For me, September will be a hectic month. I have to go to see a solicitor on Tuesday with D to talk about buying him out with regard to this flat. I'm dreading it. We've already had a bit of a tiff, in fact - he contacted "his" solicitor (actually the one we used together to buy the place) and told me she would contact "mine" to make sure she could be there. Then D of course informed me (just a few days ago) that a) he never said that (his standard retort) and b) I would have to invite "my" solicitor myself. And of course, at such short notice, she's not free. I'm furious, and can't help but feel that's not a good start to the negotiations.
Teaching will also be starting up again, which means meetings and preparing stuff and actually getting out of the house from time to time. Which will make a change, I must say.

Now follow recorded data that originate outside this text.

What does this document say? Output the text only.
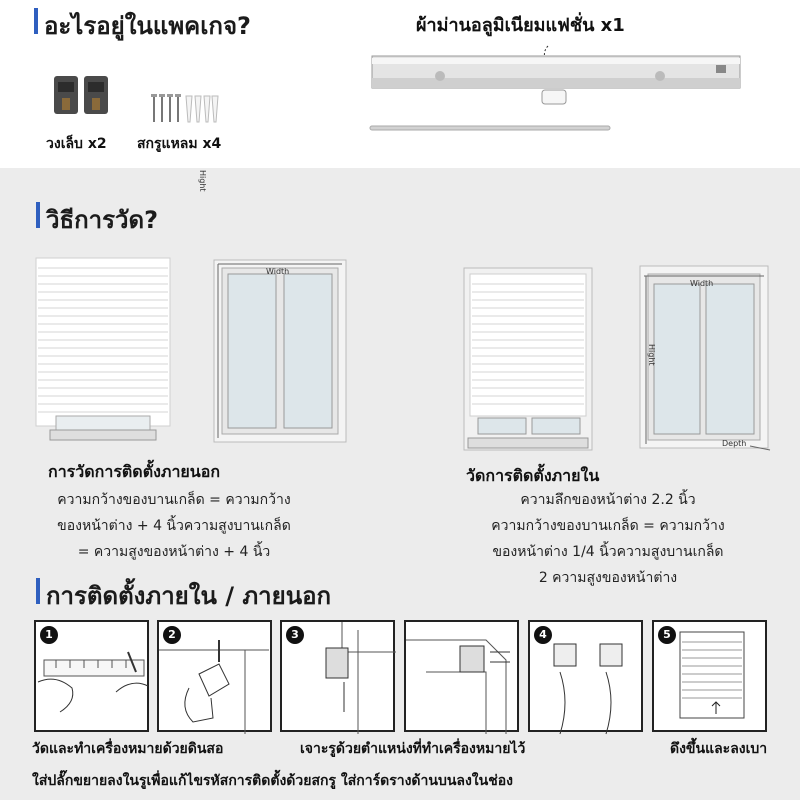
อะไรอยู่ในแพคเกจ?	ผ้าม่านอลูมิเนียมแฟชั่น x1
วงเล็บ x2 สกรูแหลม x4
วิธีการวัด?
Width
Hight
Width
Depth
Hight
การวัดการติดตั้งภายนอก
ความกว้างของบานเกล็ด = ความกว้าง
ของหน้าต่าง + 4 นิ้วความสูงบานเกล็ด
= ความสูงของหน้าต่าง + 4 นิ้ว
วัดการติดตั้งภายใน
ความลึกของหน้าต่าง 2.2 นิ้ว
ความกว้างของบานเกล็ด = ความกว้าง
ของหน้าต่าง 1/4 นิ้วความสูงบานเกล็ด
2 ความสูงของหน้าต่าง
การติดตั้งภายใน / ภายนอก
1	2	3	4	5
วัดและทำเครื่องหมายด้วยดินสอ	เจาะรูด้วยตำแหน่งที่ทำเครื่องหมายไว้	ดึงขึ้นและลงเบา
ใส่ปลั๊กขยายลงในรูเพื่อแก้ไขรหัสการติดตั้งด้วยสกรู ใส่การ์ดรางด้านบนลงในช่อง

And my dad's been here since 24 August, which is both nice (I do like to see him, honestly) and driving me batshit insane. I suspect he and I are too alike in character - impatient, intolerant (of slowness, inefficiency, for example) and prone to flashes of anger - for us to get along for any considerable length of time. And the fact that his deafness is now a real handicap doesn't help. Luckily, he's spending 2 of his 3 weeks here down at the beach (this week with the girls all the time and me every other night, next week on his own).
Of course, contradictory, pessimistic little flower that I am, the end of the summer also gives me a bout of the blues. I HATE winter, really, really hate it, and it's already September so winter isn't far away... OK, I know, it can stay pretty mild here till mid-December, but it can also be wretched (by south of France standards, admittedly) by the end of October... I do enjoy the heat and the sun and the freedom of summer: no multi-layering of clothes, no struggling to keep warm.
Looking back on the last 9 weeks, I'm struck by how fast it's actually gone, and yet how slow too. 1 July feels like an eternity ago. Even seeing my friend J - only one month ago - seems distant. And Italy. Ah, delightful Italy... It's hard to imagine that that delight even happened at all... maybe it was just a dream?
So there you have it. The summer is over (as far as holiday is concerned), I've actually been "back at work" for 3 weeks already (I only took 2 weeks off) and all the back-to-school stuff is ready for Monday morning.
I have to admit to being pretty excited about the new school year too - can't wait to catch up with friends, see which class my girls will be in, with which teacher, which kids. I just hope it's a good one.